Carrying capacity in ecology refers to the level of land or resource use both by humans and animals that can be sustained by the natural regenerative power of the environment. Sustainable development is economic activity or growth with due consideration given to carrying capacity and which does not reduce or deplete the resources available to future generations. Current growth and consumption patterns are placing increasing stress on ecosystems ignoring the carrying capacity. Environmental degradation, biodiversity loss, deforestation indicate that ecosystems are stressed and the carrying capacity is being compromised. Human population is above the long-term carrying capacity and is maintained by the exploitation of fertile soils, fossil fuels, and ground water.

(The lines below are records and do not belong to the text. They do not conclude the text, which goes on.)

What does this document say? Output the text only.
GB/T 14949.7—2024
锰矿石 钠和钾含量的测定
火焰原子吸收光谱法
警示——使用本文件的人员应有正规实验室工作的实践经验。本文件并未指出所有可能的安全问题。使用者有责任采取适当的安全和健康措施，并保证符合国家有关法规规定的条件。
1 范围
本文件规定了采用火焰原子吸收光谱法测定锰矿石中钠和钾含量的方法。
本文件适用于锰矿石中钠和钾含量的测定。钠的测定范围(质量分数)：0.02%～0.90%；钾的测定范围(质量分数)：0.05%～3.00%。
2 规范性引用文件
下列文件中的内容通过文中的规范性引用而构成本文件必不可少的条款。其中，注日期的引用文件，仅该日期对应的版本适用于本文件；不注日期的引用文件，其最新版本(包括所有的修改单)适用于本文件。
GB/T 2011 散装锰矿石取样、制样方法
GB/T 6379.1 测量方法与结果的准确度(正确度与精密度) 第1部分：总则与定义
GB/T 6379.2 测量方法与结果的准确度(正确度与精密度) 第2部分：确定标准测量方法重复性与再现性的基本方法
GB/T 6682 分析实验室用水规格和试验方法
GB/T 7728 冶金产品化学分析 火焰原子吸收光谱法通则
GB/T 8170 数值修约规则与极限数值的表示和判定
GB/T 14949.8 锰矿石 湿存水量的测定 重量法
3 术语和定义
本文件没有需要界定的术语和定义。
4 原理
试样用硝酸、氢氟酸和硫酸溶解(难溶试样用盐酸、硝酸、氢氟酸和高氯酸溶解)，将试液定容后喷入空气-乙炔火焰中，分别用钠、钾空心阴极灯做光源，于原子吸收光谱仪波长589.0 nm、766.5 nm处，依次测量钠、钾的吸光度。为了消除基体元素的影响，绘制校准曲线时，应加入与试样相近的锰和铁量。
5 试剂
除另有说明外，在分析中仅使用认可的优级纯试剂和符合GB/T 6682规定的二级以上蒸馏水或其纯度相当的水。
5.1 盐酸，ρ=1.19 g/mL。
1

According to the concept of carrying capacity a finite number of people can be supported without degrading the natural environment. The concept of carrying capacity of an ecosystem for natural populations is derived from the logistic growth curve in population ecology.
Carrying capacity definitions that focus solely on resource limitations alone may neglect wider functional factors. Humans, with the need to enhance their reproductive success as described in The Selfish Gene (Richard Dawkins), understand that food supply can vary and also that other factors in the environment can alter humans' need for food.
Aspects of a system's carrying capacity may involve available supplies of food, water, raw materials, and similar resources. Other factors that govern carrying capacity increasing levels of wastes, and eradication of essential components.